3.2.16

“OS TEMPOS MUDAM, E NÓS MUDAMOS COM ELE”

(frase de Ovídio)

Saiu no O Jornal Batista de 31 de Janeiro de 2016 um texto que fala de saudade.

O autor, um pastor batista, procura fazer uma comparação entre o que foi vivenciado em anos anteriores no universo eclesial (batista, mais precisamente) e o que hoje é possível ver no atual cenário das igrejas que passam (passaram) por mudanças em termos culturais e sociais.

O que chama atenção no referido texto, foi o “tom” saudosista de uma reflexão que não levou em consideração as mutações da cultura e que, inevitavelmente, respinga na realidade das igrejas. Além disso, é perfeitamente coerente apontar o que era (que não necessariamente leva o título de “melhor”) com o que é hoje. Mas também será possível apontar o que poderia (ou deveria) acontecer para modificar o atual cenário?

Qualquer avaliação do “antes” e do “depois”, se tratando de realidade eclesial, precisaria levar em consideração alguns temas:

- Impacto da mídia: a relação que o indivíduo tem com a mídia forma a sua personalidade, escolhas e decisões. Os neopentecostais souberam aproveitar bem isso;

- Cultura da imagem: um tempo em que uma imagem ficou valendo mesmo mais que mil palavras. Aparelhos celulares foram substituídos por pessoas; o parecer “bem” com a própria imagem é uma questão de sobrevivência nas redes sociais;

- Aceleração da história: em épocas passadas a história era contada, compartilhada, passada de uma geração à outra. Há uma aceleração da história, ou seja, as coisas acontecem apressadamente e não há “tempo” para absorver, refletir e apurar.

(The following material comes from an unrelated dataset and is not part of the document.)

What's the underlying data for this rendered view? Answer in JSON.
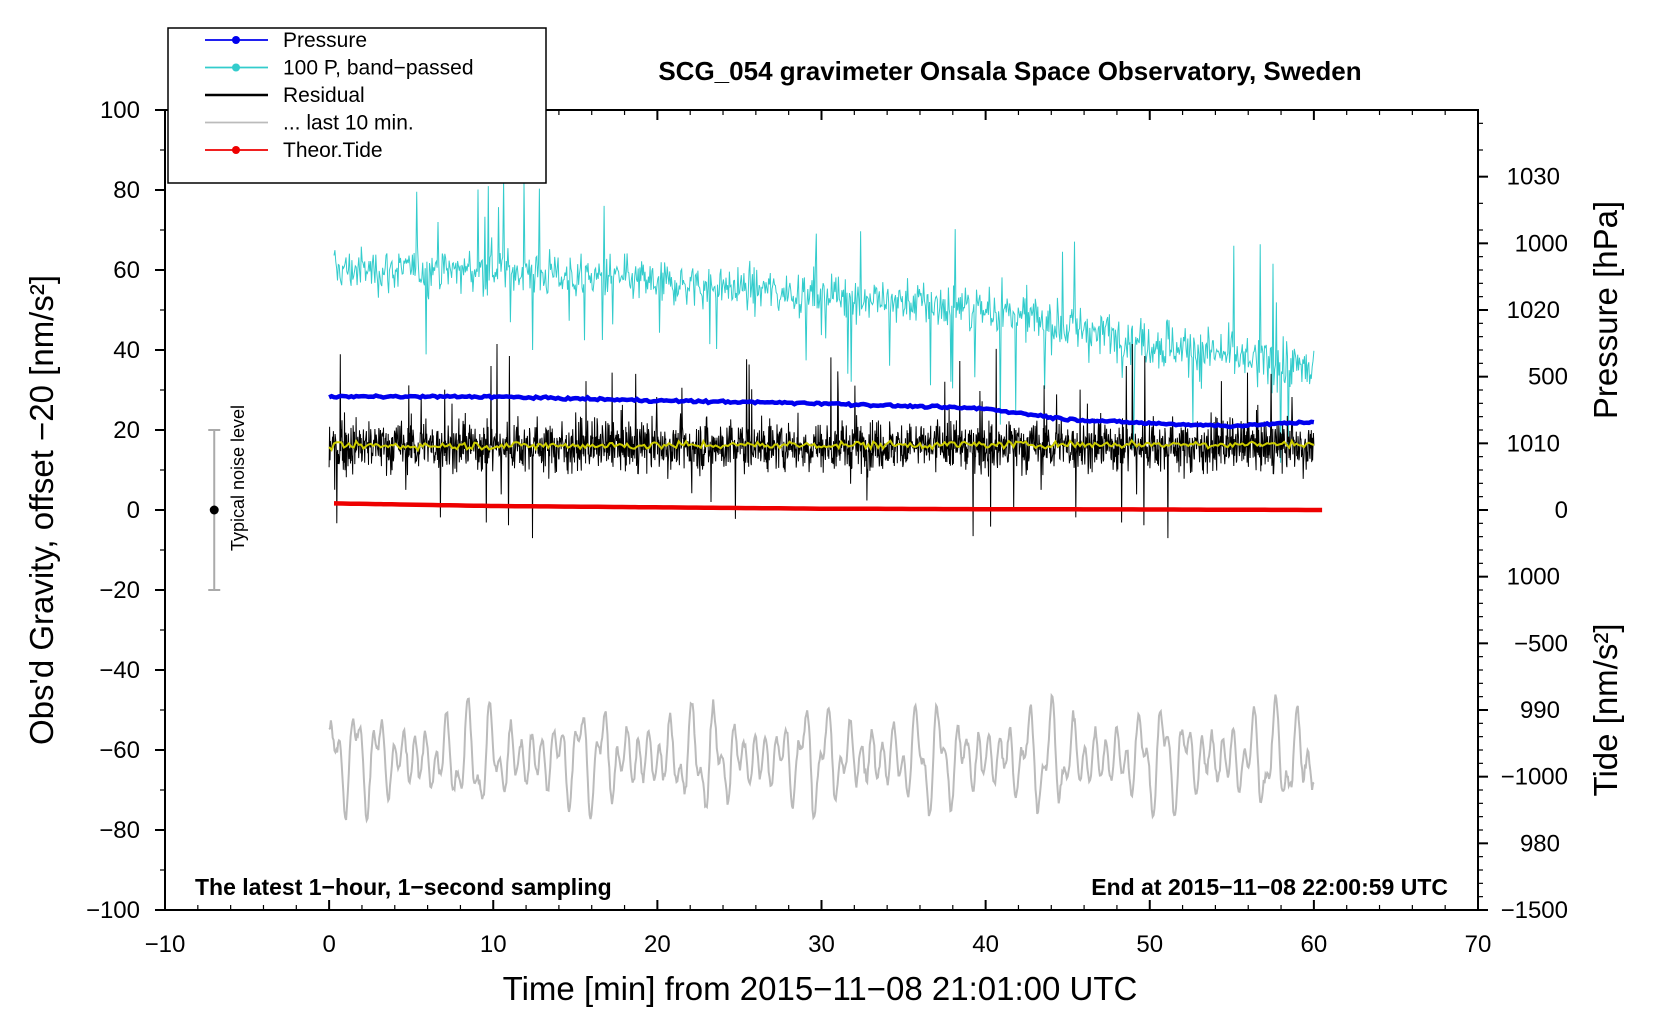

Daí o conflito de gerações que são visíveis nas comunidades de fé;

- Consumismo como referencial de valor: há uma vida para o consumo como bem avalia o sociólogo polonês Zygmunt Bauman. As pessoas vivem para consumir e não vivem com o que consomem. O “comprar” e o “ter” são duas categorias existenciais, infelizmente;

- Rejeição do autoritarismo: qualquer tentativa de cercear a “liberdade” é reprimida. Há uma tendência em curso de desconsiderar qualquer figura que transmita “autoridade”. Nesse sentido está o professor, os pais, o policial e o pastor (para ficar com alguns exemplos);

- Urbanização: as cidades estão cada vez mais aceleradas e as pessoas preferem elas (desde o êxodo rural no país) ao campo. A urbanização traz mobilidade, mas também desumaniza as pessoas.

Quando o autor do artigo no O Jornal Batista intitula seu texto com um provocativo Dá saudades!, ele está fazendo um exercício de comparação, ou seja, o que era bom (por isso a saudade) e o que hoje não é tão bom assim (por isso a reminiscência). Saudade é a ausência daquilo que não se pode ter ou ver mais, porque foi um momento, uma fase, um tempo. Isso é perfeitamente válido, quando a concepção é apenas subjetiva. Quando é uma leitura abrangente, é preciso tratar causalidades, pelo menos.

Em todos os comparativos que o autor usou, esse chamou atenção:

- “Dá saudades de quando falávamos para uma pessoa procurar uma igreja próxima de sua casa, e hoje temos que dizer que a pessoa procure uma igreja mais próxima da Bíblia”.

De que Bíblia se trata? Ou seria de doutrinas? Há muito tempo a Bíblia deixou de ser um texto básico para as igrejas. Ela foi substituída por Declarações Doutrinárias e quando se estuda com a Bíblia se trata na verdade de revistas de EBD onde o autor repassa as suas percepções e lições. Está cada vez mais difícil procurar uma igreja mais próxima da Bíblia. Ela (a Bíblia) assusta, desconstrói sistemas, muda perspectivas e ninguém, históricos, pentecostais ou neopentecostais, querem olhar para a Bíblia com lupa, ela contraria práticas, ela destrona poderes, ela promove o empoderamento do pobre e marginalizado.

O texto tem como característica um anacronismo cultural e social. Além de não indicar (ou mesmo sonhar) com outras possibilidades, sejam elas de "tom" pessimista, otimista ou de esperança. Qualquer avaliação que procura abranger comportamentos e pessoas, não pode deixar de fora o movimento da história e a mutante cultura na qual todos nós estamos inseridos.